Man of Steel (12A, 143 mins)

Director: Zack Snyder

4 stars

Continuing what's been a fairly decent summer season so far, the year's most anticipated movie arrives with high hopes of successfully furthering the adventures of the most iconic of all superheroes, Superman. Henry Cavill dons the cape as Kal-El, the only survivor of the doomed planet Krypton, sent to earth as a baby by his father Jor-El (Russell Crowe).

Part origin story and part continuation of the mythology, it's a smartly structured blend of Superman and Superman II that flashes to Kal's childhood, filling us in on adoptive parents, the Kents (Kevin Costner and Diane Lane) who bring him up as Clark. It's this that gives the film a real emotional depth, as Clark struggles with who he is, coming to terms with his powers in a film about choices and decisions on a massive scale.

Steeped in the classic Superman iconography and acknowledging but not overplaying Kal-El's status as a god among men, Man of Steel is respectful to the source material without the need for the suffocating reverence that blighted Superman Returns.

The serious threat that forms the comic-book conflict of the second half comes from General Zod (Michael Shannon), who was banished from Krypton and has made it to earth with plans of resurrecting his planet at the expense of ours. A properly menacing Shannon facing off against the perfectly cast Cavill is the backbone of a rousing adventure, while Amy Adams adds layers of strength and intelligence as Lois Lane.

The action is truly cataclysmic, fully recognising that the fact that these are near indestructible super-beings fighting, so when they hit each other, they stay hit, and entire cities crumble in their wake. It's stunning stuff, with director Zack Snyder gleefully taking advantage of the $200m worth of resources available to him as all memories of the disappointing Returns are wiped clean, and the best Superman movie since the first one in 1978 reaches the stratosphere.

See it if you liked: Superman, Avengers Assemble, Batman Begins

Stuck in Love (15, 97 mins)

Director: Josh Boone

2 stars

The various literary and romantic entanglements of a dysfunctional family are pored over in this smug indie drama. Patriarch Greg Kinnear is a moderately successful writer, still hoping his ex-wife (Jennifer Connelly) will come back to him, with his moping for her about the only plot strand worth caring about. Their teenage children hope to follow in his footsteps, with elder daughter Samantha (Lily Collins) soon to be published, but an air of intellectual superiority means we're rarely on their side, while there's a worrisome attitude that all the women need is for men to save them. It improves a little by a final third in which everyone learns to be less objectionable, but the damage has been done.

See it if you liked: Ruby Sparks, Liberal Arts, The Door in the Floor

Summer in February (15, 101 mins)

Director: Christopher Menaul

1 star

Set in Cornwall just before the First World War, this drippy and dull British drama features a bunch of underdeveloped characters wafting around aimlessly at a school for artists.
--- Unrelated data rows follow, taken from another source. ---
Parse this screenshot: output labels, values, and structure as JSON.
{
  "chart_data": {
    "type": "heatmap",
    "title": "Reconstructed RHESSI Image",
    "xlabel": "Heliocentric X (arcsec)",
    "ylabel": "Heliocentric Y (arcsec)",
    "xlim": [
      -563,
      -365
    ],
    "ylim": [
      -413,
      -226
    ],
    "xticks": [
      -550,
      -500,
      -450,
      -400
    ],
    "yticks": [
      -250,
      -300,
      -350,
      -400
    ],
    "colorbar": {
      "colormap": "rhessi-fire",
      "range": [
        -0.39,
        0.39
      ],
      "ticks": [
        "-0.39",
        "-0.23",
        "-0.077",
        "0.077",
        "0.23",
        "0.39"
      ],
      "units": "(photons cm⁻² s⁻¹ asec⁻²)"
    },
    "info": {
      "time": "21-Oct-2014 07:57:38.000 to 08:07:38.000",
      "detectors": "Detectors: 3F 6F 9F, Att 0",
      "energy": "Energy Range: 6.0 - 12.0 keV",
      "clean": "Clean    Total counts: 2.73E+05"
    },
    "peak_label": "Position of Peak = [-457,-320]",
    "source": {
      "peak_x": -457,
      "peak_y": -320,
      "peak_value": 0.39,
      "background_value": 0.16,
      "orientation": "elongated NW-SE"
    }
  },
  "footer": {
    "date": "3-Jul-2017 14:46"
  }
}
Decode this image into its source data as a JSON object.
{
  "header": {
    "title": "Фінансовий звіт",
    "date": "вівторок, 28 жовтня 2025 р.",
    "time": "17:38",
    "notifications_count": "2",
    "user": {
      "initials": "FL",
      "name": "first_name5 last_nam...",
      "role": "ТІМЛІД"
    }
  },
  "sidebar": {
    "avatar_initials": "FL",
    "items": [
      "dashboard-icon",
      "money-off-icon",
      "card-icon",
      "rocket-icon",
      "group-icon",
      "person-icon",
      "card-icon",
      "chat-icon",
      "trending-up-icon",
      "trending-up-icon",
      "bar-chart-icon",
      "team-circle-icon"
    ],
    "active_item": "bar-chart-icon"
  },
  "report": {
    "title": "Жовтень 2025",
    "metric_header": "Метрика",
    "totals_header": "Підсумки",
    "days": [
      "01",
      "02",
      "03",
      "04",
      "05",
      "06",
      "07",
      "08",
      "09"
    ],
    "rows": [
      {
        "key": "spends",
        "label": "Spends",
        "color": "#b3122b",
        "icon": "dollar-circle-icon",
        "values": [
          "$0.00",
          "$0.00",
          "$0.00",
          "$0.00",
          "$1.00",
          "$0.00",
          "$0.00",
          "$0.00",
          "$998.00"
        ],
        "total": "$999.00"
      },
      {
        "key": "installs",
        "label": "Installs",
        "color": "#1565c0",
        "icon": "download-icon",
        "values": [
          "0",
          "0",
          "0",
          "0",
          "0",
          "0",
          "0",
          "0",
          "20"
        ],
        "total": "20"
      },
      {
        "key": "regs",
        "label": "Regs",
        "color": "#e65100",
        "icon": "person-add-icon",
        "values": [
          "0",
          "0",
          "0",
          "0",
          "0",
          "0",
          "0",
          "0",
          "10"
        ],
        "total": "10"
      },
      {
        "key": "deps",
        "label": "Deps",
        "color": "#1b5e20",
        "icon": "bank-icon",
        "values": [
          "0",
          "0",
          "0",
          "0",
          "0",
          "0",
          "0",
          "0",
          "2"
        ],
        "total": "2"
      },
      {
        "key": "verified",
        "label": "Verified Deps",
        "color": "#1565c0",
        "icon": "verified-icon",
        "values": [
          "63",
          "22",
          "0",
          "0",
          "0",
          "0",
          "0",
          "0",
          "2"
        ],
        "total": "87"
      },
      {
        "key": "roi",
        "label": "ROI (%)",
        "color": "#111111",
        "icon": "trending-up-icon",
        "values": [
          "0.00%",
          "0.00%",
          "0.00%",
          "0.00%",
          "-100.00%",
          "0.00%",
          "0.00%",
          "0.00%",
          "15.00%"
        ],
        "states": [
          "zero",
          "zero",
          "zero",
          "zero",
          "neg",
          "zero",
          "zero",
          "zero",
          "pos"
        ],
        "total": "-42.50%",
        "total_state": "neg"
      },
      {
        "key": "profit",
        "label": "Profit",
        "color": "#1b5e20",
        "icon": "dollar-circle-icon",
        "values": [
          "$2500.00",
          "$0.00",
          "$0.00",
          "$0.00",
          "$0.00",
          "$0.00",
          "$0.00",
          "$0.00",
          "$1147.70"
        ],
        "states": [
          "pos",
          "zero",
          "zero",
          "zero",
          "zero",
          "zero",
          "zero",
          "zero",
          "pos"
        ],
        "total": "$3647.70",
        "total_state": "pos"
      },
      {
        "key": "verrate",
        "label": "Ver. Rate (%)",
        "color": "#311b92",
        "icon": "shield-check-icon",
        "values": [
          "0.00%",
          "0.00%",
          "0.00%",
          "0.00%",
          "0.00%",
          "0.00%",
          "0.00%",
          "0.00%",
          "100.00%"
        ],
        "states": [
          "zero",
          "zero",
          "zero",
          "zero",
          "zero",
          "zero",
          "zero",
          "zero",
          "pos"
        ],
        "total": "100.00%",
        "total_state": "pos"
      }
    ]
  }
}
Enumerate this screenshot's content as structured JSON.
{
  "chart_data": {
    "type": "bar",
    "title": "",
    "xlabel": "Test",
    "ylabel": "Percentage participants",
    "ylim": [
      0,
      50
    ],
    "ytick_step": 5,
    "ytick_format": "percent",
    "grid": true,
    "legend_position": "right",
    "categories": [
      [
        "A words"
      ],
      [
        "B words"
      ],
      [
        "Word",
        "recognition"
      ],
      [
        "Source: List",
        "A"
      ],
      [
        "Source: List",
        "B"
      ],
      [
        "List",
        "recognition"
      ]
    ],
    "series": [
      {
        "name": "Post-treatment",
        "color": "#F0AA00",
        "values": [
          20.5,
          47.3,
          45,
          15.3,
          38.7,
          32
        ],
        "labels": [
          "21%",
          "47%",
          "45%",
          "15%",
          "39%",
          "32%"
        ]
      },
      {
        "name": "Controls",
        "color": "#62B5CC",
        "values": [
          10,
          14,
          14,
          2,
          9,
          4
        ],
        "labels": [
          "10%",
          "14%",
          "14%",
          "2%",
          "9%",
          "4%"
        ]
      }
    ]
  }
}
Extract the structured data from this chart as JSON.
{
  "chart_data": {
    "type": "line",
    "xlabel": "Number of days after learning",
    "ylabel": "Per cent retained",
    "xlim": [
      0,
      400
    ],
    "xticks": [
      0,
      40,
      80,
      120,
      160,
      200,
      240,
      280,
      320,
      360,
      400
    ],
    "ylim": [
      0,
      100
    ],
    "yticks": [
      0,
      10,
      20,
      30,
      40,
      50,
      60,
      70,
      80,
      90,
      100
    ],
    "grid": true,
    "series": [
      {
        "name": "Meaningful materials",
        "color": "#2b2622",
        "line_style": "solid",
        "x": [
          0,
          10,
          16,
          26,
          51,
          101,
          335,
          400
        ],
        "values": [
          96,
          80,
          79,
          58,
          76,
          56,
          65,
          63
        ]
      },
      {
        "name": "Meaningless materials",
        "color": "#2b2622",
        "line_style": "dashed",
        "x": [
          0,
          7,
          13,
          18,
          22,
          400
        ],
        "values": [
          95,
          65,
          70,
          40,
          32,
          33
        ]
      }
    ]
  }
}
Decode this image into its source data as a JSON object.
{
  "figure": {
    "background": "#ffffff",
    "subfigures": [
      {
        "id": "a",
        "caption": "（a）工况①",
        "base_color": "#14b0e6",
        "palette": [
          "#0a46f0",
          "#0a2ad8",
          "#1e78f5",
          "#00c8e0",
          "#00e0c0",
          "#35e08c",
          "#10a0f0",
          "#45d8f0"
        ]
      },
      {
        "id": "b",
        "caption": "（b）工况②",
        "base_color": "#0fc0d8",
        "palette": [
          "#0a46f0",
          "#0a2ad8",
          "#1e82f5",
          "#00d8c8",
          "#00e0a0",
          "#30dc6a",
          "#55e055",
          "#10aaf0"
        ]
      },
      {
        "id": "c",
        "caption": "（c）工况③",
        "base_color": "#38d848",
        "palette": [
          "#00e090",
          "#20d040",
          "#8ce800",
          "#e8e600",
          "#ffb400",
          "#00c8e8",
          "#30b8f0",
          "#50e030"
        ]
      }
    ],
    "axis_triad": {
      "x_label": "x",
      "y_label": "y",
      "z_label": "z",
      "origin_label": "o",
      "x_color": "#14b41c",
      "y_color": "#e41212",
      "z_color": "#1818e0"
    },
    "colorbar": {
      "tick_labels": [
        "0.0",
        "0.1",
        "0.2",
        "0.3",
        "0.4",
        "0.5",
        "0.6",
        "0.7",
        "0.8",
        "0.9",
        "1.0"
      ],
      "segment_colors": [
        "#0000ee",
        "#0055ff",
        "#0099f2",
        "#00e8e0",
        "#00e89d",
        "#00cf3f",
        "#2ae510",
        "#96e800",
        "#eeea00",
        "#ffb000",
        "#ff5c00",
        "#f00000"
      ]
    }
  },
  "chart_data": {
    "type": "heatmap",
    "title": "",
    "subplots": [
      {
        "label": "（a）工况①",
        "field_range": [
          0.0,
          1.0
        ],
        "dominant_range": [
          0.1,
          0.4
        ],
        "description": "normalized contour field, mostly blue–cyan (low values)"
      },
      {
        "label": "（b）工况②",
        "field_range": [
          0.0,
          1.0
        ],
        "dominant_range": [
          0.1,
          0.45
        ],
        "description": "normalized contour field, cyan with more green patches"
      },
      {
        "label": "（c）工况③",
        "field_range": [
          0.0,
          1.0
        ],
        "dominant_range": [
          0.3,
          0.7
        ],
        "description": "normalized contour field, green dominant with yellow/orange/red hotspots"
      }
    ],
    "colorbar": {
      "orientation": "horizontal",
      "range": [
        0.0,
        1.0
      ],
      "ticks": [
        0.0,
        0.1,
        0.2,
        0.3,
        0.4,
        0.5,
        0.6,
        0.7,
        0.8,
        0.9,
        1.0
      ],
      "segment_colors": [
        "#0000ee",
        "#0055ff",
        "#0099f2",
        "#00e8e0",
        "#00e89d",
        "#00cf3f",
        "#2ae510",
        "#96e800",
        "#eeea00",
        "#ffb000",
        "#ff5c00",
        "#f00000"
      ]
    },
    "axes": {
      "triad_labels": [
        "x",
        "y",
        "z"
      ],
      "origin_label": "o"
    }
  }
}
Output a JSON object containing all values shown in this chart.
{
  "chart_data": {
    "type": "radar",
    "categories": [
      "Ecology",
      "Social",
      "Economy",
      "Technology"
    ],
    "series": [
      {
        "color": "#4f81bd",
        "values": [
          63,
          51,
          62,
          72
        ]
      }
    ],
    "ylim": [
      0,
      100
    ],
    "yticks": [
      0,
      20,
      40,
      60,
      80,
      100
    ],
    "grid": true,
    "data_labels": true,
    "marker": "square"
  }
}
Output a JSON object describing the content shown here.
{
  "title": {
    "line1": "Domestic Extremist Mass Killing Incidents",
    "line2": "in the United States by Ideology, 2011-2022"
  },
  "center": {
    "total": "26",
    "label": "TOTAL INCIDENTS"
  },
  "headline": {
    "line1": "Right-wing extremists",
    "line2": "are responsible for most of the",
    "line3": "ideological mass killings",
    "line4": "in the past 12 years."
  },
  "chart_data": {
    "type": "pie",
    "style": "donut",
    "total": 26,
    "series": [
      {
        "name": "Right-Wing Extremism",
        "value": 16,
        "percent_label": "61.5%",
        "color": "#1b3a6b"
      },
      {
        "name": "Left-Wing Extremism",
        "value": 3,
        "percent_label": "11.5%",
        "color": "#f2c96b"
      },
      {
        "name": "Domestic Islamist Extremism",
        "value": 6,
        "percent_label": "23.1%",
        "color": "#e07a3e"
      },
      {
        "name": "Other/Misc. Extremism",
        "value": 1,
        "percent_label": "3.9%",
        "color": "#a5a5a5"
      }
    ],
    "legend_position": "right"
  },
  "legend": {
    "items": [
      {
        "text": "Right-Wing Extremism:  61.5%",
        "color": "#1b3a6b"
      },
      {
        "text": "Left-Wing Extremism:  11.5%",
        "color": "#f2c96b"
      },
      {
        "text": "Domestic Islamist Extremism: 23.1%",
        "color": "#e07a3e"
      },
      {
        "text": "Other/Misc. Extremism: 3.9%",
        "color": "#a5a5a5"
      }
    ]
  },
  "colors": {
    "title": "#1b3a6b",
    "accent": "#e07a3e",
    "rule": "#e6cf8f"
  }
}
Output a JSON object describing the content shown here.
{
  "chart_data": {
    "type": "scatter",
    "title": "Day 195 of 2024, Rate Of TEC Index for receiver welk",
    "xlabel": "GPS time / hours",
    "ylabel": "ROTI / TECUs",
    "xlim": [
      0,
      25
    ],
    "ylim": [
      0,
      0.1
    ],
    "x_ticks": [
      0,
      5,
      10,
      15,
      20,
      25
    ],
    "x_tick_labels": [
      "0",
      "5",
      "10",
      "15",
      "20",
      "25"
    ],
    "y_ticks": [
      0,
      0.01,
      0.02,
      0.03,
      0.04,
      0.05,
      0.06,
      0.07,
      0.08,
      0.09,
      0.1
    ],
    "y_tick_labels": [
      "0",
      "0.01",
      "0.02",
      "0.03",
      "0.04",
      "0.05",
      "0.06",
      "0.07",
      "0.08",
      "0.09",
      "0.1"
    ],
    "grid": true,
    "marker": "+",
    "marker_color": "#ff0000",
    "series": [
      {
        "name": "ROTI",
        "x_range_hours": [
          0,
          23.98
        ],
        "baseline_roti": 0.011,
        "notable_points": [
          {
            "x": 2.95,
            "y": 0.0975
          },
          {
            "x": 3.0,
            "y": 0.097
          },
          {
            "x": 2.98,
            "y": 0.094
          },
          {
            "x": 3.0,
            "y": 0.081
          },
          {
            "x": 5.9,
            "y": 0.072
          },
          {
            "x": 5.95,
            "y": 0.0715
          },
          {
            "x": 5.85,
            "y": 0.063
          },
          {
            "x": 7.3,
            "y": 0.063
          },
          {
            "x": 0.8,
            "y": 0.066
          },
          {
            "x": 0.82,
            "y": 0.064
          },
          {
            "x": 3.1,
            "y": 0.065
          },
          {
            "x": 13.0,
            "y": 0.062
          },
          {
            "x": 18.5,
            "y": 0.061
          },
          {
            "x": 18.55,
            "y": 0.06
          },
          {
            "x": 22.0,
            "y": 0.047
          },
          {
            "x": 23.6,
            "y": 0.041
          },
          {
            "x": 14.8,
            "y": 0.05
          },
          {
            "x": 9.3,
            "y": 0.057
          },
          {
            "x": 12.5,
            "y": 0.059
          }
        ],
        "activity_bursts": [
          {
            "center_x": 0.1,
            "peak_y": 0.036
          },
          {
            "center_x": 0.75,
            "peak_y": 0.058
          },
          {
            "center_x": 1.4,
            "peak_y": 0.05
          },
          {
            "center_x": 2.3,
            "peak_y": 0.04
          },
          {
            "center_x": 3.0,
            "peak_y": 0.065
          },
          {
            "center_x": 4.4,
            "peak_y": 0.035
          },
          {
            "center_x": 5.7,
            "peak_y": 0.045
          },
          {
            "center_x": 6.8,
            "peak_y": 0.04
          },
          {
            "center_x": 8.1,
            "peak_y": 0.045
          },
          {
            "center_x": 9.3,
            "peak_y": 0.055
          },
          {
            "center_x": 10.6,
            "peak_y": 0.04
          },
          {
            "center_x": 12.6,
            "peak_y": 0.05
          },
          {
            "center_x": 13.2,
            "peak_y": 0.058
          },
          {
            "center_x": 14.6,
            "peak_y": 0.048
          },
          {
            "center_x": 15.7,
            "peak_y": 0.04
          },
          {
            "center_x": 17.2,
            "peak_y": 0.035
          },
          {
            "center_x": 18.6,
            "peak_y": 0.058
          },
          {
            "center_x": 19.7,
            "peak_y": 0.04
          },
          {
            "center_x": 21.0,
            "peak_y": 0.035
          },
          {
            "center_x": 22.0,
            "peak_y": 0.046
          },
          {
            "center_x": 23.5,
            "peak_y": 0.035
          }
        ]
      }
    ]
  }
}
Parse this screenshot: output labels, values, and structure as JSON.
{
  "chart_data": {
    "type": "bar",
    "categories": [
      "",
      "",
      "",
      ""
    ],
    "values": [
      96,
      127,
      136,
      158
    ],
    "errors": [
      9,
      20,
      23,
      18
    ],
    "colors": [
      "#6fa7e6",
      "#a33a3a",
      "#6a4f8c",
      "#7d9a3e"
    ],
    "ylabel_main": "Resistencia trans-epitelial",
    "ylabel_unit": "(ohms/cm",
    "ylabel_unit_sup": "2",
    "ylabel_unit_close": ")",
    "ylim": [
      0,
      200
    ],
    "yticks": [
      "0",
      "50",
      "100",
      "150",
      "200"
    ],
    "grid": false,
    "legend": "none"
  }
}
A love triangle develops between a soldier (Dan Stevens), an artist (Dominic Cooper) and delicate young Florence (Emily Browning), but attempts to deepen the drama once she makes her choice come to nothing. There are hints that she's hiding some dark secret, but any potential intrigue floats away on a breeze of one dimensional people and predictable melodrama. Stevens is fine and Browning rather simpering, while Cooper is supposedly rakish but actually pretty tame and the entire thing smacks of lightweight Sunday night television.

See it if you liked: The Best Exotic Marigold Hotel, War Horse, Tamara Drewe

Much Ado About Nothing (12A, 108 mins)

Director: Joss Whedon

3 stars

Once he had completed filming on 2012's biggest movie, Avengers Assemble, director Joss Whedon turned his attention to this passion project, a retooling of the Shakespeare comedy that retains his dialogue but updates it to a modern day setting. As various groups of people gather at the home of Governor Leonato, we focus on a pair of couples who debate their respective feelings on love and marriage, with the typical Bard shenanigans of masquerade and eavesdropping making for a suitably frothy concoction. Shot in sparkling black and white in Whedon's own home with many of the stars of his previous movies and TV shows, the conceit mostly works just fine, though a few of the actors struggle to get their mouths round the dialogue at first. But once it's up to speed, particularly in a more obviously comedic second half, this is about as good as can be expected from a 400-year-old rom-com.